L’OMC, déesse de l’ultra-libéralisme veillant au bon déroulement des transactions entre les pays, obéit a des règles écrites par l’Occident. L’Afrique doit pourtant s’y conformer.

125 000 paysans se sont donné la mort en Inde entre 2000 et 2007, incapables d’entretenir leurs champs devenus stériles à cause des pesticides utilisés pour faire pousser les OGM.

En 1989, l’Exxon Valdez s’échoue en Alaska : la marée noire qui en découle est une catastrophe. Toujours en 1989, les 70 000 km² de côte du delta du Nigeria sont défoncés par le pétrole extrait dans le pays par des sociétés occidentales. Personne n’en parle.

En Haïti, on mélange des herbes et de la boue pour faire des gâteaux. Les Haïtiens appellent cette nourriture : le biscuit dur.

Evo Moralès, premier président d’origine amérindienne de Bolivie est élu en 2006. La première mesure de son mandat : renégocier les contrats de production gazière et pétrolière avec les multinationales afin d’en faire profiter le peuple Bolivien.

Pendant ce temps en Occident, on se travestit en boite de nuit et on danse sur des rythmes effrénés après avoir passé une journée à boursicoter.
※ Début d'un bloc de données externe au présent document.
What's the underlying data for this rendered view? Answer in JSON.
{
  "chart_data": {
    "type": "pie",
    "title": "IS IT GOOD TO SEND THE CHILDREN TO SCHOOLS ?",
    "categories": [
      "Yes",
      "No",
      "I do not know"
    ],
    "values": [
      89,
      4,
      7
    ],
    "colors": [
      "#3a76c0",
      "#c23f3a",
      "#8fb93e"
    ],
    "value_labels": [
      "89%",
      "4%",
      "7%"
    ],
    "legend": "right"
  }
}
Le videur à l’entrée raconte son expérience : « Je suis obligé en un très court laps de temps, de juger la maximisation du profit probable selon le look du client qui se présente à la porte ».

C’est ce paradoxe, poussé aujourd’hui à son paroxysme (et plus encore) que tente de montrer « J’habite une blessure sacrée » de Mireille Perrier. Une histoire adaptée de « La Haine de l’Occident » de Jean Ziegler. Moment court mais intense. Du théâtre conscient au service du monde et de sa mémoire où l’action est montrée du point de vue de ceux qui la vivent.

Ils sont quatre acteurs pour jouer des dizaines de personnages. Les costumes sont pendus aux quatre coins de la scène pendant que les intrigues se déroulent dans un cercle tracé au moyen de tuiles brisées. A l’intérieur se dessine un portrait du grand méchant Occident dans de courtes sceynettes. Le travail d’adaptation est impressionnant car le résultat est profondément théâtral. Les éclairages et la mise en scène sont chargées d’une belle esthétique. Baignant la scène en pleine lumière lors de discours, dans la pénombre de la fumée et des cadavres le 11 septembre 2001.

Lorsqu’on participe à une expérience comme celle-ci (car c’est une expérience, on ne subit pas ce qu’il se passe sur scène, on y participe), on ne ressort pas indemne ou la tête vide. Les questions fusent, la plus importante reste : qui sommes-nous, humains ?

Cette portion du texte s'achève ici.